L’initiative ABADEI transférera les financements vers des activités communautaires, notamment sous forme de subventions aux petites et microentreprises (en privilégiant celles appartenant à des femmes) et aux projets dits de travail contre rémunération qui consisteront à restaurer les petites infrastructures locales et procureront des revenus à court terme. Elle apportera par ailleurs un soutien aux personnes handicapées, aux personnes âgées et aux personnes les plus vulnérables en leur versant un revenu de base temporaire et en leur fournissant une aide pour renforcer la résilience et l’atténuation des catastrophes naturelles.
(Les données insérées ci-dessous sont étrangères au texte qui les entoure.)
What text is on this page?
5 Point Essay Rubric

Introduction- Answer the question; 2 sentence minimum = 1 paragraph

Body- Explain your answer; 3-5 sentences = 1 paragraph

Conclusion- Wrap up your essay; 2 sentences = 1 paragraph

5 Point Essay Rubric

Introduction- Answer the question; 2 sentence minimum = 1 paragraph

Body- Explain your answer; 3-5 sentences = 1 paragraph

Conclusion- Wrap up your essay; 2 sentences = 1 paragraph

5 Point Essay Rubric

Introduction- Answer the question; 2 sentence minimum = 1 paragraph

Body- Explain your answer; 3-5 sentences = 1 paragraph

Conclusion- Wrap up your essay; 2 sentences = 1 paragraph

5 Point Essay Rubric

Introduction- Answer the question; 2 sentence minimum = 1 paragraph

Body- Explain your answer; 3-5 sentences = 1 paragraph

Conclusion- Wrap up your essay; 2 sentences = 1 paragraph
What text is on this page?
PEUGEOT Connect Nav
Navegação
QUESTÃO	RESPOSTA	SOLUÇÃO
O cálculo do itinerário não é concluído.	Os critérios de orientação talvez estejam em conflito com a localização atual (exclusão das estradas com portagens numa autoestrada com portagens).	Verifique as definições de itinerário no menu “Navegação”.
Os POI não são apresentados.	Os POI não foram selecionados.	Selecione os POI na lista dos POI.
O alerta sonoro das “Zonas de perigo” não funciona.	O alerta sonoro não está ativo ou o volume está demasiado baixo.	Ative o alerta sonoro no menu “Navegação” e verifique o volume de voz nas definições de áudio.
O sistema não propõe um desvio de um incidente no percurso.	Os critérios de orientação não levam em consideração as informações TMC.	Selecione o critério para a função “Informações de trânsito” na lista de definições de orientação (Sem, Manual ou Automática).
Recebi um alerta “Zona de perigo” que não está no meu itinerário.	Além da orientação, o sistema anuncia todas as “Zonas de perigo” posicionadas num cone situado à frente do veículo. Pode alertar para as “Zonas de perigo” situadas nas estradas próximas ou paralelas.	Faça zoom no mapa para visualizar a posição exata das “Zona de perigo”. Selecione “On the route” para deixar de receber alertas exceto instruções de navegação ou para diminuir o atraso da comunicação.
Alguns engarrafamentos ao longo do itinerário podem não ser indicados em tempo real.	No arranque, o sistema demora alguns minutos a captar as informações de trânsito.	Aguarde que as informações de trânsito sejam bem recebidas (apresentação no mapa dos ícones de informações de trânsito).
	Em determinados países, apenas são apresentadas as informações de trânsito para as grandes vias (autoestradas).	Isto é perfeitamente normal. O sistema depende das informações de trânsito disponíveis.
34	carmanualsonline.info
L’initiative ABADEI vise à atteindre 8 millions de personnes se trouvant dans le besoin urgent d’assistance, sur une durée de 24 mois.
Toute l’assistance sera fournie directement aux bénéficiaires, sur la base d’évaluations impartiales menées en collaboration avec les dirigeants des communautés locales et indépendamment des autorités.
Les activités de l’initiative ABADEI seront financées par des contributions versées au PNUD et par le biais du Fonds d’affectation spéciale pour l’Afghanistan nouvellement établi. Il s’agit d’un mécanisme de financement interinstitutions et pluripartenaires des Nations Unies, qui permet au PNUD, aux institutions des Nations Unies et aux organisations non gouvernementales de coordonner leur soutien à des initiatives poursuivies au niveau communautaire.